Schroeder also spoke about efforts to eliminate innate biases from the behaviour of its portfolio managers. She said: "We ran a trial identifying typical behavioural biases, like selling too early, or selling on a Friday and buying on a Monday.
"We have been able to identify the very high probability, typical biases and put out alerts" so that these typical behaviours are avoided when they don't produce the optimal result. "Again this is not something which is ready but we are always in the experimenting phase here," she added.
Schroeder said she believes AI will lead to "better investment performance, which obviously will only hold as long as the competition takes to recreate what you have done".
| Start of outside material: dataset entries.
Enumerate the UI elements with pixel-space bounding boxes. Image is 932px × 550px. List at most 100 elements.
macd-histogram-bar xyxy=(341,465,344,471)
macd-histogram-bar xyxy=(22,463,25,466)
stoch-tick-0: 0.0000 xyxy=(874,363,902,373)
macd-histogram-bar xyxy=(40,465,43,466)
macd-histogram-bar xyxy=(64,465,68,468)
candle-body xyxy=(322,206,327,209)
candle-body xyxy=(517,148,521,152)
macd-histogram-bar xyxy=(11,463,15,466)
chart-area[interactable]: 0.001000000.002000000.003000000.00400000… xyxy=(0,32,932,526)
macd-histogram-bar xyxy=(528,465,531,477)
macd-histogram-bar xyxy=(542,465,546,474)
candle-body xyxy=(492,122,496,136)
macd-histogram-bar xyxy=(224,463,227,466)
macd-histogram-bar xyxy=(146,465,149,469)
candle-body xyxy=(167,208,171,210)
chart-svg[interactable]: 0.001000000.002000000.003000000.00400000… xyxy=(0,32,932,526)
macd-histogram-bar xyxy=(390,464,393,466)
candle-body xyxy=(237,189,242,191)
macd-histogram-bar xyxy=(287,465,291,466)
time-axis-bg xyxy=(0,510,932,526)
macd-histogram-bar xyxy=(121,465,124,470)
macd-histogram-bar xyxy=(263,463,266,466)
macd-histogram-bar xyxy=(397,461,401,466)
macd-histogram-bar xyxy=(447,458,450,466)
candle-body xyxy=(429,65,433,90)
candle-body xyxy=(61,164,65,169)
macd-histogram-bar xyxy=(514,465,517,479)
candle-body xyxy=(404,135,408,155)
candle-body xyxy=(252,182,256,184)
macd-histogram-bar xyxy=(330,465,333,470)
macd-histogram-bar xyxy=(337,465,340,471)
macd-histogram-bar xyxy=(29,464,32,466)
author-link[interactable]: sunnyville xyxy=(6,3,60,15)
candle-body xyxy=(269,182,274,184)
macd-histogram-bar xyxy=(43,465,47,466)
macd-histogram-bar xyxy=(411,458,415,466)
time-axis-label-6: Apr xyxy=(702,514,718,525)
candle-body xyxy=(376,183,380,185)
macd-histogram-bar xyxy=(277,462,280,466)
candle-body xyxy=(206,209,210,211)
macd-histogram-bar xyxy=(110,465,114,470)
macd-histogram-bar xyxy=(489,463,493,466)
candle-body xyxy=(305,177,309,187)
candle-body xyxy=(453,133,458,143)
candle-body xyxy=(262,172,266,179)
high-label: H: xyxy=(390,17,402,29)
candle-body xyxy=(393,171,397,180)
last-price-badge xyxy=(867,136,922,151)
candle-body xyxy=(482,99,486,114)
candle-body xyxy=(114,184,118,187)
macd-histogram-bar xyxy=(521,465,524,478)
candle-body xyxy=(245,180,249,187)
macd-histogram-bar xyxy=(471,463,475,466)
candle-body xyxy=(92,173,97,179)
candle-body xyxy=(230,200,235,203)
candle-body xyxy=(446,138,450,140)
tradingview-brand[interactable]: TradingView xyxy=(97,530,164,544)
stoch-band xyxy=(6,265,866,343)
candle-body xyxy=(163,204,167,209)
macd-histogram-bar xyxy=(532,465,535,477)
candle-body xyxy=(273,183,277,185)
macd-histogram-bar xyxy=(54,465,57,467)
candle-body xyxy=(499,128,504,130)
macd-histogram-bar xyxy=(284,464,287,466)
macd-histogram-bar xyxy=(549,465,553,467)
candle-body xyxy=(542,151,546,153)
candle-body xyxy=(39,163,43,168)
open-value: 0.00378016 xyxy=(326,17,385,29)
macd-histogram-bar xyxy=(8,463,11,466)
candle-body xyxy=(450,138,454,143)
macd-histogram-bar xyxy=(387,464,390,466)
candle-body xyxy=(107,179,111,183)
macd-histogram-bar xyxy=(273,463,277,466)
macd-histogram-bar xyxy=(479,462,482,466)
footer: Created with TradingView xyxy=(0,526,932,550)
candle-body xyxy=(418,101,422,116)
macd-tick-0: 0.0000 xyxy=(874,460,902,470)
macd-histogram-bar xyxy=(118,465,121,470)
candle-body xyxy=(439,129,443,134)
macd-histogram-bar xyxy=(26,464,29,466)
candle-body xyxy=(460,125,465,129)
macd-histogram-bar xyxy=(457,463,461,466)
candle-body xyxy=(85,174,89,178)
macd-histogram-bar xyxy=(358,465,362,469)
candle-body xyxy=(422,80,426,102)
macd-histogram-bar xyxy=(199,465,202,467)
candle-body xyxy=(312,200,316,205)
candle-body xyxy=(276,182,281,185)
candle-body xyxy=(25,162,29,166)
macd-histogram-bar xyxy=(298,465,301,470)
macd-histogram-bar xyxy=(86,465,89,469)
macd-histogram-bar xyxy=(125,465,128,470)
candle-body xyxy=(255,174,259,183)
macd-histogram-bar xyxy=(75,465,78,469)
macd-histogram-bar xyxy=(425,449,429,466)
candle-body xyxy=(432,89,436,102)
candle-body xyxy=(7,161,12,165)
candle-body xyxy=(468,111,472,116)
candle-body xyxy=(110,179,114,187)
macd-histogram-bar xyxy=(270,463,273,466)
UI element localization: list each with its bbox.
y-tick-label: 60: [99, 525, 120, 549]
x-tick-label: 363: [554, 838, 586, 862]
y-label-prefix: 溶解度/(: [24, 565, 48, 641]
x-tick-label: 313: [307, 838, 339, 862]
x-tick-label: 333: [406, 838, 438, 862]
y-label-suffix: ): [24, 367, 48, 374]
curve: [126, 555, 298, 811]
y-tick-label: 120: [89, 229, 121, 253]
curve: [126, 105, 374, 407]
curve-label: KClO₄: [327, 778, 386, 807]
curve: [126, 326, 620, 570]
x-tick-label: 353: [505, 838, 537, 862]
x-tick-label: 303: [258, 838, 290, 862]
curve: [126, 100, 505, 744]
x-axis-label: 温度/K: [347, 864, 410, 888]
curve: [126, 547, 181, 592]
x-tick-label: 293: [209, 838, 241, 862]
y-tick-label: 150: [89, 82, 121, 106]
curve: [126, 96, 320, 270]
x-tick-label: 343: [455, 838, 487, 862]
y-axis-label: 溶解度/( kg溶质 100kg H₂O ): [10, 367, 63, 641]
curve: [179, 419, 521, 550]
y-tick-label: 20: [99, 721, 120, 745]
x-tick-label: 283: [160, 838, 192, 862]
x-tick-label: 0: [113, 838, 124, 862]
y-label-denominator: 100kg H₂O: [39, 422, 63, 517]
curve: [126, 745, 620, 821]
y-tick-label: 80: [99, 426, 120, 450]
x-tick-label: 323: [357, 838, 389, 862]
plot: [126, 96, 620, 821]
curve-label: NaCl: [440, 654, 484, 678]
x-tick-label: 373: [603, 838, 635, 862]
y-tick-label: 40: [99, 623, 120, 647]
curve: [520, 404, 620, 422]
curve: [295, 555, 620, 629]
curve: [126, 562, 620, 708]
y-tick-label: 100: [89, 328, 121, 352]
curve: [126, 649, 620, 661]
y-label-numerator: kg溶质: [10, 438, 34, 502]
She also recognises that some of these developments could have an impact on jobs. She said that UBS believes AI to be a "collaborative play" with humans. "The real benefit here lies not in replacing employees but increasing the convenience and supporting employees and not engaging in any high risk processes", she said.
UBS is also "investing heavily in digital literacy to explain the new technology to the workforce," Schroeder said. "We are organising machine learning meetups and education across the organisation to hopefully captivate that fear that is out there very much."
How UBS is utilising AI
UBS has been evaluating applications of AI since it launched a dedicated programme in early-2016. This consists of "sourcing ideas from employees through hackathons, talking to startups and strategic vendors and running focus days around specific topics", Schroeder said.
The ideas that come from these activities are then pitched Dragons' Den-style to the central UBS group innovation board, to gain funding to run proof of concepts (POCs). Schroeder said that of all the innovation projects the bank is running, over a third now hinge on AI technology.
For front office, customer facing projects UBS is already trialling AI-driven robo advice and conversational interfaces, like chatbots. Schroeder is aware of the pitfalls of chatbots though, saying that "if a conversational interface goes wrong we are pretty screwed. So we are currently just trialling internally to see how users take these up, as we see a long path ahead to good user acceptance.
"The trick here is natural language understanding. We are currently at 60-85 percent, which isn’t good enough to let it loose to customers", she said.
For the back office UBS is looking to automate some of the know your customer (KYC) process for regulatory staff. Schroeder said: "So probably the negative news search part is easy but there are other parts of the work of a due diligence officer which are very manual, that require a lot of experience and gut feeling and reasoning, so this is something we are trying to part automate."
In operations the first AI project to go live at UBS was a machine learning system for dealing with IT tickets. Schroeder explained: "The system works probabilistically to understand structured input from IT application support tickets, find the best way to resolve requests by teaching it a number of knowledge items which it is using on its decision path to reach the perfect solution to a problem.
"Obviously it is getting better over time and is already handling thousands of tickets and will learn to anticipate typical faults that lead to tickets and significantly lower that number."